The CPRC also found that armed civilians with concealed handgun permits appeared to be more effective, overall, at stopping an active shooting event. Such civilians “stopped 51.5% of the active shootings in non-gun-free zones, [while] police stopped 44.6% of the cases (124 arrested or killed by police, 32 committed suicide when police arrived = 156/350 = 44.57%).” The CPRC offers no explanations for this, but one possible reason may be that the armed civilian is more likely to already be on the scene than the summoned first responders, with a grasp of the danger as it unfolded.
These figures show that concealed handgun permittees at an active shooting incident pose less of a risk to bystanders and responding officers than do the professional law enforcement personnel on the scene and are less likely to be themselves killed or injured.
This confirms, in a different way, the contribution of concealed carry permit holders to general public safety. The CPRC has previously released its annual report on concealed carry permit holders across the United States. One of the consistent findings across the years has been that it is very rare for permit holders to violate the law – as a class, these individuals are even more law-abiding than the police. The report for 2024 observes that “it is impossible to think of any other group in the US that is anywhere near as law-abiding.”

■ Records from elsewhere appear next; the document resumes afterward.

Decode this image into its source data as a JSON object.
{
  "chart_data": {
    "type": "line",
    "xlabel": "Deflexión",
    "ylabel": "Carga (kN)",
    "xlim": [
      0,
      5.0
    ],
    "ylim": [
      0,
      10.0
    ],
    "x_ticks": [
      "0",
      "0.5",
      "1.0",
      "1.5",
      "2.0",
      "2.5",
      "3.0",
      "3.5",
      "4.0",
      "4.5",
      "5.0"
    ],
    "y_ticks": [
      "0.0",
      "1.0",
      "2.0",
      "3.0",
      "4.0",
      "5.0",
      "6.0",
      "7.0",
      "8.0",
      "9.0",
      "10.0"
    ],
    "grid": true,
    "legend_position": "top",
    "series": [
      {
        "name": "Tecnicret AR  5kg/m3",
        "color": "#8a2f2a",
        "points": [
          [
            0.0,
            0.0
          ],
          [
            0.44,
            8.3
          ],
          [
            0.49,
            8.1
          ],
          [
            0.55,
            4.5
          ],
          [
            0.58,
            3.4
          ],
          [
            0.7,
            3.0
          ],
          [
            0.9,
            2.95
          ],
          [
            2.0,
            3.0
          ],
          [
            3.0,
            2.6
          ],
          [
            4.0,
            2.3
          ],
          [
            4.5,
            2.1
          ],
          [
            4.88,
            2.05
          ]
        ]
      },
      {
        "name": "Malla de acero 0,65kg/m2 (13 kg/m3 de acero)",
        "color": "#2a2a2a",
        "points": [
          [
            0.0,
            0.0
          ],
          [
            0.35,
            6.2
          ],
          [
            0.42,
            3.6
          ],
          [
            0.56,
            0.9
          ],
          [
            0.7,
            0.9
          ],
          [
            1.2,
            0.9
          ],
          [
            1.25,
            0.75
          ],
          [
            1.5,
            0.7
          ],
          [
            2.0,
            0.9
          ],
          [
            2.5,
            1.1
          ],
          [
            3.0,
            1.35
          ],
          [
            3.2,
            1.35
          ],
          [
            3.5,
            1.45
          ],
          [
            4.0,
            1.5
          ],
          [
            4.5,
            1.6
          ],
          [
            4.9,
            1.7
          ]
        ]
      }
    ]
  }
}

According to the CPRC, there are now over 21 million concealed carry permit holders in the United States. In 16 states, more than ten percent of adults have a carry permit (Indiana has the highest concealed carry rate, at 23.1%). At the same time, the momentum for permitless carry continues, with 29 states currently recognizing the right of those who are legally eligible to possess firearms to carry a concealed handgun for self-protection without the need for a separate government permit.
Since 2007, the percentage of adults with carry permits has increased by about threefold. This exponential growth in permits and permitless carry coincides with “a general linear decline in rates of violent crime offenses. Violent crime fell from 4.77 per 10 million people in 2007 to 3.64 per 10 million people in 2023, a 24% drop.” The rise in lawful concealed carrying alone isn’t likely to be responsible, given the complexity of what drives changes in crime rates, but at the very least this shows there’s no “obvious positive relationship between permits and crime.” Additional details and studies are available in the CPRC’s amicus brief filed with the United States Supreme Court in the NYSRPA v. Bruen case.
The brief points out that the “debate surrounding the Second Amendment sometimes includes a simplistic, false dichotomy which can be summarized as: Guns versus safety.” The opposition to national public carry laws frames this as expanded public carry has no public safety benefits and will only intensify violent crime. Citizens, so the rhetoric goes, may have either guns or safety, but not both. If the gun control doomsayers were right about law-abiding citizens carrying in public allegedly fueling “the gun violence epidemic,” Baltimore, where lawful carry was until recently all but impossible, should have been the safest place in America.
Sensible Americans, now as ever, will continue to exercise their Second Amendment rights, secure in the knowledge that should they be faced with dangerous conduct and direct attacks on themselves or others, they will be both ready and able to respond appropriately.